Millions of miles (kilometers) of rivers worldwide contain antibiotic pollution levels high enough to promote drug resistance and harm aquatic life, according to a study led by McGill University.
Published in
PNAS Nexus, this study is the first to estimate the global scale of river contamination from human antibiotic use. Researchers calculated that approximately 8,500 tons of antibiotics - nearly one-third of annual human consumption - end up in global river networks each year, often even after wastewater treatment.
"Even though individual antibiotic residues occur at very low concentrations in most waterways, making them extremely difficult to detect, chronic and cumulative exposure to these substances in the environment may nevertheless pose risks to human health and aquatic ecosystems," explains Heloisa Ehalt Macedo, a postdoctoral fellow in geography at McGill University and the study's lead author.
The research team used a global model validated by field data from nearly 900 river sites.
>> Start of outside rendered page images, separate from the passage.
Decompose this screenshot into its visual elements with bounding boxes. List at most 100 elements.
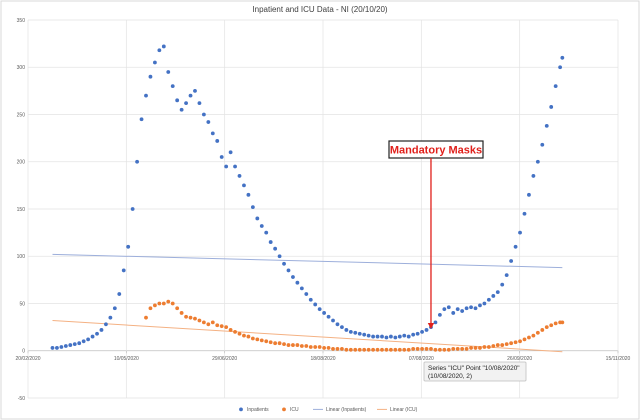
point-inpatients [117, 292, 122, 296]
point-icu [179, 311, 184, 315]
point-inpatients [322, 311, 327, 315]
point-icu [193, 316, 197, 321]
point-inpatients [112, 306, 117, 311]
point-inpatients [326, 314, 331, 319]
point-icu [304, 344, 309, 348]
trendline-icu [52, 320, 563, 353]
point-inpatients [362, 332, 367, 337]
point-inpatients [451, 311, 456, 315]
point-inpatients [201, 112, 206, 117]
point-icu [268, 340, 273, 345]
point-inpatients [549, 105, 554, 109]
point-inpatients [126, 244, 131, 249]
point-icu [259, 338, 264, 343]
point-inpatients [95, 331, 99, 336]
point-inpatients [482, 301, 487, 306]
point-inpatients [348, 329, 353, 334]
point-icu [393, 347, 398, 352]
legend: Inpatients ICU Linear (Inpatients) Linear (… [239, 407, 418, 413]
point-inpatients [478, 303, 482, 308]
point-icu [233, 329, 237, 334]
point-inpatients [246, 192, 251, 197]
point-icu [389, 347, 393, 352]
y-tick-label: 100 [17, 254, 26, 260]
point-icu [531, 333, 536, 338]
point-inpatients [558, 65, 563, 70]
point-inpatients [153, 60, 157, 65]
legend-swatch [239, 407, 243, 412]
point-inpatients [68, 343, 73, 347]
point-icu [433, 347, 438, 352]
point-inpatients [90, 334, 95, 339]
point-icu [335, 346, 340, 351]
point-icu [469, 346, 473, 350]
point-inpatients [375, 334, 380, 339]
point-icu [362, 347, 367, 352]
point-icu [473, 346, 478, 350]
point-icu [228, 328, 233, 332]
point-icu [353, 347, 358, 352]
point-icu [518, 339, 522, 344]
point-inpatients [161, 44, 166, 49]
y-tick-label: 300 [17, 65, 26, 71]
point-icu [224, 325, 229, 330]
point-icu [322, 346, 327, 350]
point-inpatients [424, 328, 429, 332]
tooltip-box [423, 361, 527, 382]
point-icu [478, 346, 482, 350]
series-layer [50, 44, 565, 352]
point-inpatients [495, 290, 500, 295]
point-icu [242, 333, 246, 338]
point-icu [442, 347, 447, 352]
point-inpatients [130, 207, 135, 211]
point-icu [464, 346, 469, 351]
point-inpatients [157, 48, 162, 53]
point-inpatients [535, 159, 540, 164]
point-inpatients [250, 205, 255, 210]
point-icu [509, 341, 514, 346]
point-icu [384, 347, 389, 352]
point-icu [246, 334, 251, 339]
point-icu [313, 345, 318, 349]
point-inpatients [59, 345, 64, 349]
x-tick-label: 18/08/2020 [310, 356, 335, 362]
point-icu [535, 330, 540, 335]
point-inpatients [560, 55, 565, 60]
tooltip-layer: Series "ICU" Point "10/08/2020" (10/08/2… [423, 361, 527, 382]
point-inpatients [518, 230, 522, 235]
point-icu [380, 347, 384, 352]
point-inpatients [415, 331, 420, 336]
point-icu [437, 347, 442, 352]
point-icu [549, 323, 554, 328]
x-tick-label: 10/05/2020 [114, 356, 139, 362]
y-tick-label: 150 [17, 207, 26, 213]
point-icu [184, 314, 188, 319]
tooltip-line-1: Series "ICU" Point "10/08/2020" [428, 365, 520, 372]
point-inpatients [104, 322, 108, 327]
point-inpatients [255, 216, 260, 221]
point-inpatients [446, 305, 451, 310]
point-icu [206, 322, 211, 327]
point-icu [326, 346, 331, 350]
y-tick-label: 350 [17, 18, 26, 24]
point-icu [348, 347, 353, 352]
point-icu [331, 346, 335, 351]
point-inpatients [170, 84, 175, 89]
point-icu [455, 346, 460, 351]
point-icu [371, 347, 375, 352]
point-inpatients [357, 331, 362, 336]
point-icu [495, 343, 500, 347]
point-inpatients [179, 107, 184, 112]
point-icu [375, 347, 380, 352]
point-inpatients [553, 84, 558, 89]
y-tick-label: 250 [17, 112, 26, 118]
point-inpatients [340, 325, 344, 330]
point-inpatients [527, 192, 531, 197]
trendline-inpatients [52, 253, 563, 269]
annotation-box [388, 140, 484, 159]
point-icu [560, 320, 565, 325]
point-icu [424, 346, 429, 351]
trend-layer [52, 253, 563, 353]
point-inpatients [295, 280, 300, 285]
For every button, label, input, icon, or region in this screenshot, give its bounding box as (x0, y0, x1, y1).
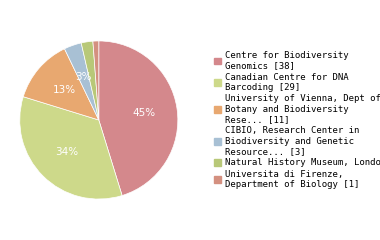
Legend: Centre for Biodiversity
Genomics [38], Canadian Centre for DNA
Barcoding [29], U: Centre for Biodiversity Genomics [38], C… (212, 49, 380, 191)
Wedge shape (93, 41, 99, 120)
Wedge shape (99, 41, 178, 196)
Text: 13%: 13% (52, 85, 76, 95)
Text: 45%: 45% (133, 108, 156, 118)
Wedge shape (65, 43, 99, 120)
Wedge shape (23, 49, 99, 120)
Wedge shape (20, 97, 122, 199)
Wedge shape (81, 41, 99, 120)
Text: 34%: 34% (55, 147, 78, 157)
Text: 3%: 3% (75, 72, 92, 82)
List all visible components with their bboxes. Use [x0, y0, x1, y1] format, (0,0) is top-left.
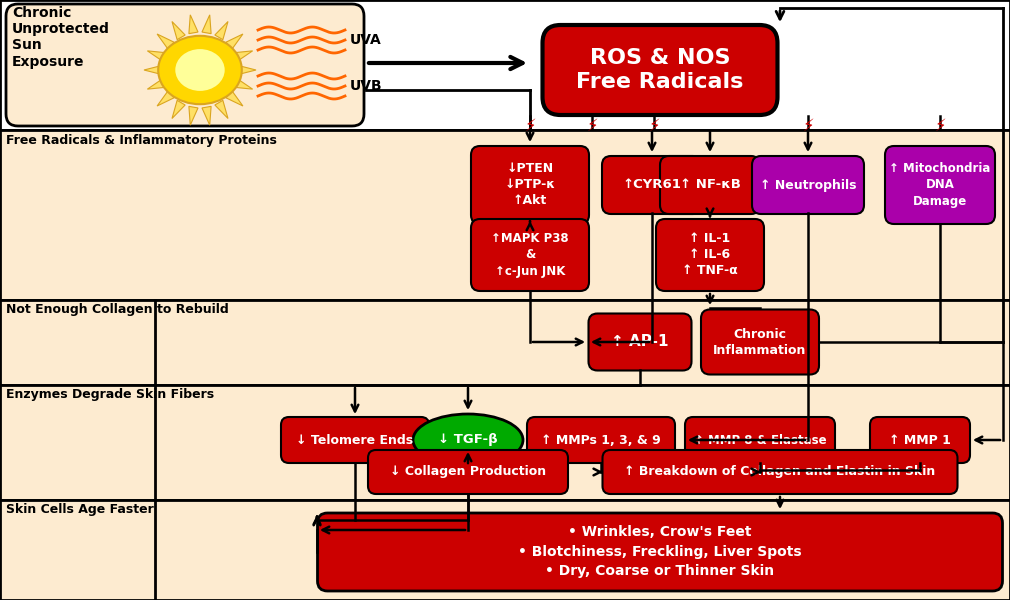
Text: Not Enough Collagen to Rebuild: Not Enough Collagen to Rebuild [6, 303, 228, 316]
FancyBboxPatch shape [870, 417, 970, 463]
Text: ⚡: ⚡ [802, 117, 814, 135]
Text: Chronic
Unprotected
Sun
Exposure: Chronic Unprotected Sun Exposure [12, 6, 110, 68]
FancyBboxPatch shape [281, 417, 429, 463]
FancyBboxPatch shape [471, 219, 589, 291]
Text: Free Radicals & Inflammatory Proteins: Free Radicals & Inflammatory Proteins [6, 134, 277, 147]
Text: ↑ Mitochondria
DNA
Damage: ↑ Mitochondria DNA Damage [890, 163, 991, 208]
Polygon shape [226, 34, 242, 49]
Text: ↑ IL-1
↑ IL-6
↑ TNF-α: ↑ IL-1 ↑ IL-6 ↑ TNF-α [682, 232, 738, 277]
Polygon shape [172, 100, 185, 118]
FancyBboxPatch shape [701, 310, 819, 374]
Text: ↑ MMPs 1, 3, & 9: ↑ MMPs 1, 3, & 9 [541, 433, 661, 446]
Text: ⚡: ⚡ [934, 117, 945, 135]
FancyBboxPatch shape [685, 417, 835, 463]
Polygon shape [189, 106, 198, 125]
Text: ↑ MMP 1: ↑ MMP 1 [889, 433, 951, 446]
Polygon shape [202, 106, 211, 125]
Ellipse shape [159, 36, 241, 104]
Bar [0, 385, 1010, 500]
Polygon shape [226, 91, 242, 106]
Text: UVA: UVA [350, 33, 382, 47]
FancyBboxPatch shape [656, 219, 764, 291]
Polygon shape [189, 15, 198, 34]
Text: ↓ TGF-β: ↓ TGF-β [438, 433, 498, 446]
Text: ↓ Collagen Production: ↓ Collagen Production [390, 466, 546, 479]
Polygon shape [158, 91, 174, 106]
Text: ↓PTEN
↓PTP-κ
↑Akt: ↓PTEN ↓PTP-κ ↑Akt [505, 163, 556, 208]
Text: ↑ MMP 8 & Elastase: ↑ MMP 8 & Elastase [694, 433, 826, 446]
Text: ↑CYR61: ↑CYR61 [622, 179, 682, 191]
Text: ↓ Telomere Ends: ↓ Telomere Ends [297, 433, 413, 446]
Polygon shape [158, 34, 174, 49]
Bar [0, 300, 1010, 385]
Polygon shape [237, 65, 256, 74]
Polygon shape [202, 15, 211, 34]
Text: UVB: UVB [350, 79, 383, 93]
Text: Chronic
Inflammation: Chronic Inflammation [713, 328, 807, 356]
Text: Skin Cells Age Faster: Skin Cells Age Faster [6, 503, 154, 516]
Bar [0, 500, 1010, 600]
FancyBboxPatch shape [752, 156, 864, 214]
FancyBboxPatch shape [471, 146, 589, 224]
Polygon shape [215, 100, 228, 118]
FancyBboxPatch shape [368, 450, 568, 494]
FancyBboxPatch shape [885, 146, 995, 224]
FancyBboxPatch shape [660, 156, 760, 214]
Polygon shape [147, 51, 166, 61]
Text: ↑ Breakdown of Collagen and Elastin in Skin: ↑ Breakdown of Collagen and Elastin in S… [624, 466, 935, 479]
Text: ↑ NF-κB: ↑ NF-κB [680, 179, 740, 191]
Polygon shape [147, 79, 166, 89]
FancyBboxPatch shape [317, 513, 1003, 591]
FancyBboxPatch shape [589, 313, 692, 370]
Text: ⚡: ⚡ [586, 117, 598, 135]
FancyBboxPatch shape [603, 450, 957, 494]
Text: ⚡: ⚡ [648, 117, 660, 135]
FancyBboxPatch shape [602, 156, 702, 214]
Text: • Wrinkles, Crow's Feet
• Blotchiness, Freckling, Liver Spots
• Dry, Coarse or T: • Wrinkles, Crow's Feet • Blotchiness, F… [518, 526, 802, 578]
FancyBboxPatch shape [527, 417, 675, 463]
Text: ROS & NOS
Free Radicals: ROS & NOS Free Radicals [577, 47, 743, 92]
Bar [0, 130, 1010, 300]
Text: Enzymes Degrade Skin Fibers: Enzymes Degrade Skin Fibers [6, 388, 214, 401]
FancyBboxPatch shape [542, 25, 778, 115]
Text: ⚡: ⚡ [524, 117, 536, 135]
Polygon shape [234, 51, 252, 61]
Polygon shape [144, 65, 163, 74]
Bar [0, 0, 1010, 130]
Polygon shape [234, 79, 252, 89]
Text: ↑MAPK P38
&
↑c-Jun JNK: ↑MAPK P38 & ↑c-Jun JNK [491, 232, 569, 277]
Polygon shape [215, 22, 228, 40]
Polygon shape [172, 22, 185, 40]
Text: ↑ AP-1: ↑ AP-1 [611, 335, 669, 349]
FancyBboxPatch shape [6, 4, 364, 126]
Text: ↑ Neutrophils: ↑ Neutrophils [760, 179, 856, 191]
Ellipse shape [176, 49, 224, 91]
Ellipse shape [413, 414, 523, 466]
They found that amoxicillin, the world's most widely used antibiotic, was also most likely to be present at risky concentrations, particularly in Southeast Asia where increasing usage and limited wastewater treatment exacerbate the problem.
"This study isn't a warning against antibiotic use, which remains essential for global health, but our findings indicate their presence in waterways could have adverse effects on aquatic environments and antibiotic resistance, requiring mitigation strategies and risk management," notes Bernhard Lehner, professor of global hydrology in McGill's Department of Geography and study co-author.
These findings are particularly significant as the study didn't account for antibiotics from livestock or pharmaceutical plants - two major sources of environmental contamination.
"Our results show that river pollution from human antibiotic consumption alone is a major issue, likely worsened by veterinary or industrial sources of related compounds," says Jim Nicell, professor of environmental engineering at McGill and study co-author. "We urgently need monitoring programs to detect antibiotic or other chemical contamination in waterways, especially in areas our model predicts as vulnerable."
The study "Antibiotics in the global river system arising from human consumption" by Heloisa Ehalt Macedo, Bernhard Lehner, Jim Nicell, Usman Khan and Eili Klein was published in
PNAS Nexus.
The research was funded by Canada's Natural Sciences and Engineering Research Council along with a James McGill Chair and Fessenden Professorship in Science and Innovation at McGill University.